The encryption methods discussed so far result in viruses that, once captured, are susceptible to analysis. The major problem is not the encryption method, because that can always be strengthened; the major problem is that viruses carry their decryption keys with them. This might seem a necessary weakness, because if a virus doesn't have its key, it can't decrypt and run its code.
There are, however, two other possibilities.
1. The key comes from outside an infected system:
- A virus can retrieve the key from a web site, but that would mean that the virus would then have to carry the web site's address with it, which could be blocked as a countermeasure. To avoid knowing a specific web site's name, a virus could use a web search engine to get the key instead.
Generally, any electronic data stream that a virus can monitor would be usable for key delivery, especially ones with high volumes of traffic that are unlikely to be blocked: email messages, Usenet postings, instant messaging, IRC, file-sharing networks.
- A binary virus is one where the virus is in two parts, and doesn't become virulent until both pieces are present on a system. There have only been a few binary viruses, such as Dichotomy and RMNS. One manifestation of binary viruses would be where virus V1 has stronglyencrypted code, and virus V2 has its key.
But this scheme is unlikely to work well in practice. If V1 and V2 travel together, then both will bear the same risk of capture and analysis, defeating the purpose of separating the encryption key.
If V1 and V2 spread separately (e.g., V2 is released a month after V1, and uses a different infection vector) then their spread would be independent. Now, say that P1 is the probability of Vi reaching a given machine, and P2 is that probability for V2. With an independent spread, the probability of them both finding the same machine and becoming virulent isP1xP2, i.e., smaller.
2. The key comes from inside an infected system.

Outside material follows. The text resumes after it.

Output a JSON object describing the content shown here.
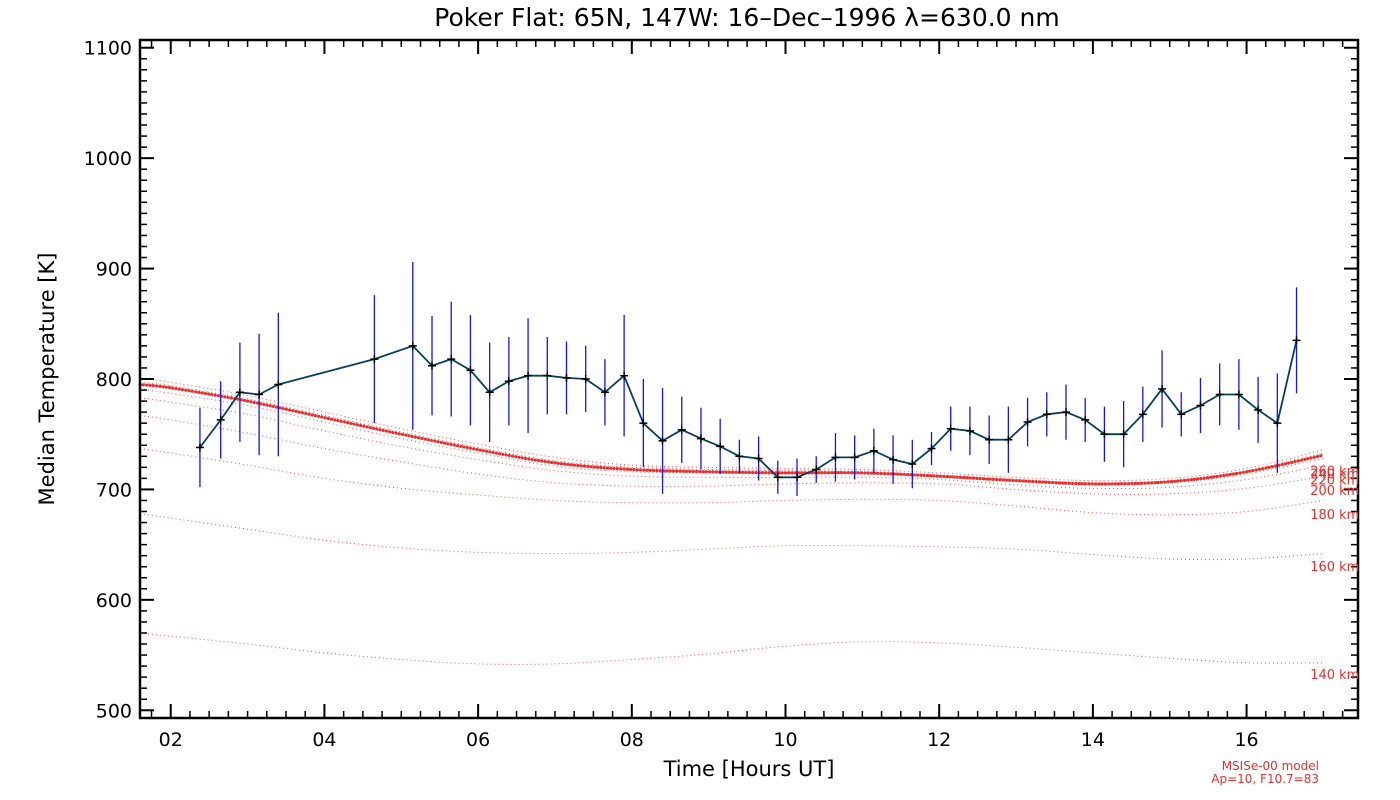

Using environmental key generation, the decryption key is constructed of elements already present in the target's environment, like:
- The machine's domain name.
- The time or date.
- Some data in the system (e.g., file contents)
- The current user name.
- The interface's language setting (e.g., Chinese, Hebrew).
This makes it very easy to target viruses to particular individuals or groups. A target doesn't even know that they possess the key! Combined with strong encryption, environmental key generation would render a virus unanalyzable even if captured.
To fully analyze an encrypted virus, it has to be decrypted, and while the elements comprising the key may be discovered, the exact value of the key will not. In this case, the only real hope of decryption lies in a poor choice of key.
A poorly-chosen key with a relatively small range of possible values (e.g., the language setting) would be susceptible to a brute-force attack. How can the virus know that its decryption was successful?
It doesn't. While the virus could carry a checksum with it to verify that the decryption worked, that might give away information to an analyst. An alternative method is to catch exceptions that invalid code may cause, then try to run the decrypted "code" and see if it works.